How it works...

Ansible provides a fact-gathering module to collect the basic system properties for Juniper devices and returns these facts in a consistent and structured data structure. We can use the facts collected by this module in order to validate the basic properties and operational state of our devices, and we can use this data to build simple reports that capture the state of our devices.

In this recipe, we use the junos_facts module to collect the device facts for all our Juniper devices. This module returns the basic facts collected by Ansible for each device in multiple variables, as follows:

"Ansible_net_serialnum": "VM5D112EFB39",
"Ansible_net_system": "junos",
"Ansible_net_version": "17.1R1.8",
"Ansible_network_os": "junos",

We use this data in order to build a fact report for each device using the blockinfile module, and we use this data to validate the operational state of the core interfaces of each device using the assert module.

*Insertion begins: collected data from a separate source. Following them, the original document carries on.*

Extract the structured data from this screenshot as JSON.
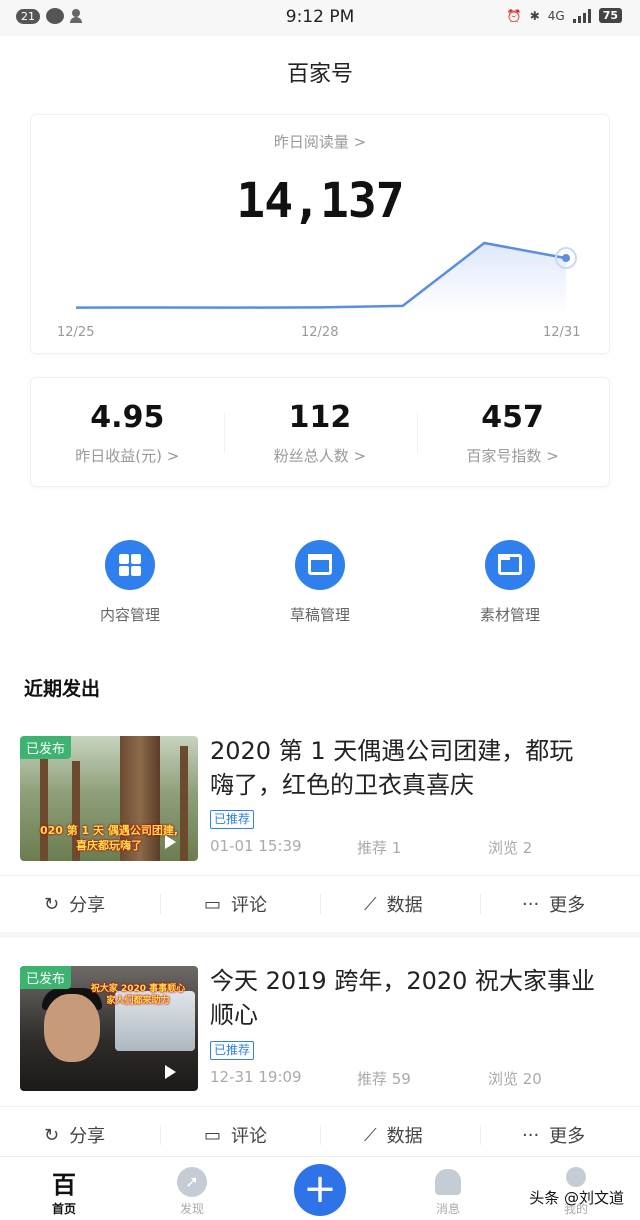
{
  "status_bar": {
    "notification_count": "21",
    "time": "9:12 PM",
    "network": "4G",
    "battery": "75"
  },
  "header": {
    "title": "百家号"
  },
  "reads": {
    "label": "昨日阅读量 >",
    "value": "14,137",
    "chart_data": {
      "type": "area",
      "x": [
        "12/25",
        "12/26",
        "12/27",
        "12/28",
        "12/29",
        "12/30",
        "12/31"
      ],
      "values": [
        120,
        150,
        110,
        180,
        600,
        18400,
        14137
      ],
      "tick_labels": [
        "12/25",
        "12/28",
        "12/31"
      ],
      "color": "#5b8ee0"
    }
  },
  "stats": [
    {
      "value": "4.95",
      "label": "昨日收益(元) >"
    },
    {
      "value": "112",
      "label": "粉丝总人数 >"
    },
    {
      "value": "457",
      "label": "百家号指数 >"
    }
  ],
  "tools": [
    {
      "label": "内容管理",
      "icon": "grid-icon"
    },
    {
      "label": "草稿管理",
      "icon": "draft-icon"
    },
    {
      "label": "素材管理",
      "icon": "folder-icon"
    }
  ],
  "section_title": "近期发出",
  "posts": [
    {
      "badge": "已发布",
      "thumb_caption": [
        "020 第 1 天 偶遇公司团建,",
        "喜庆都玩嗨了"
      ],
      "title_line1": "2020 第 1 天偶遇公司团建，都玩",
      "title_line2": "嗨了，红色的卫衣真喜庆",
      "tag": "已推荐",
      "date": "01-01 15:39",
      "recommend": "推荐 1",
      "views": "浏览 2"
    },
    {
      "badge": "已发布",
      "thumb_caption": [
        "祝大家 2020 事事顺心",
        "家人们都来助力"
      ],
      "title_line1": "今天 2019 跨年，2020 祝大家事业",
      "title_line2": "顺心",
      "tag": "已推荐",
      "date": "12-31 19:09",
      "recommend": "推荐 59",
      "views": "浏览 20"
    }
  ],
  "actions": {
    "share": "分享",
    "comment": "评论",
    "data": "数据",
    "more": "更多"
  },
  "tabbar": {
    "home": "首页",
    "discover": "发现",
    "add": "+",
    "messages": "消息",
    "mine": "我的",
    "home_logo": "百"
  },
  "watermark": "头条 @刘文道",
  "colors": {
    "accent": "#2f80ed",
    "published": "#3cb371"
  }
}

Once we run our playbook, we can see that a facts report for each device is generated, as follows:

$ tree device_facts/

device_facts/
├── mxp01.txt
├── mxp02.txt
├── mxpe01.txt
└── mxpe02.txt


$ cat device_facts/mxp01.txt

device_name: mxp01
model: junos vmx
os_version: 14.1R4.8
serial_number: VM5701F131C6

In the final task, we use the assert module in order to validate that all the core interfaces on all the Juniper devices are operational. Ansible stores all the interfaces' operational status for the device under Ansible_net_interfaces. We use the data in this data structure to validate that the operational state is up. In the case that all the core interfaces are operational, the task will succeed—otherwise, the task will fail.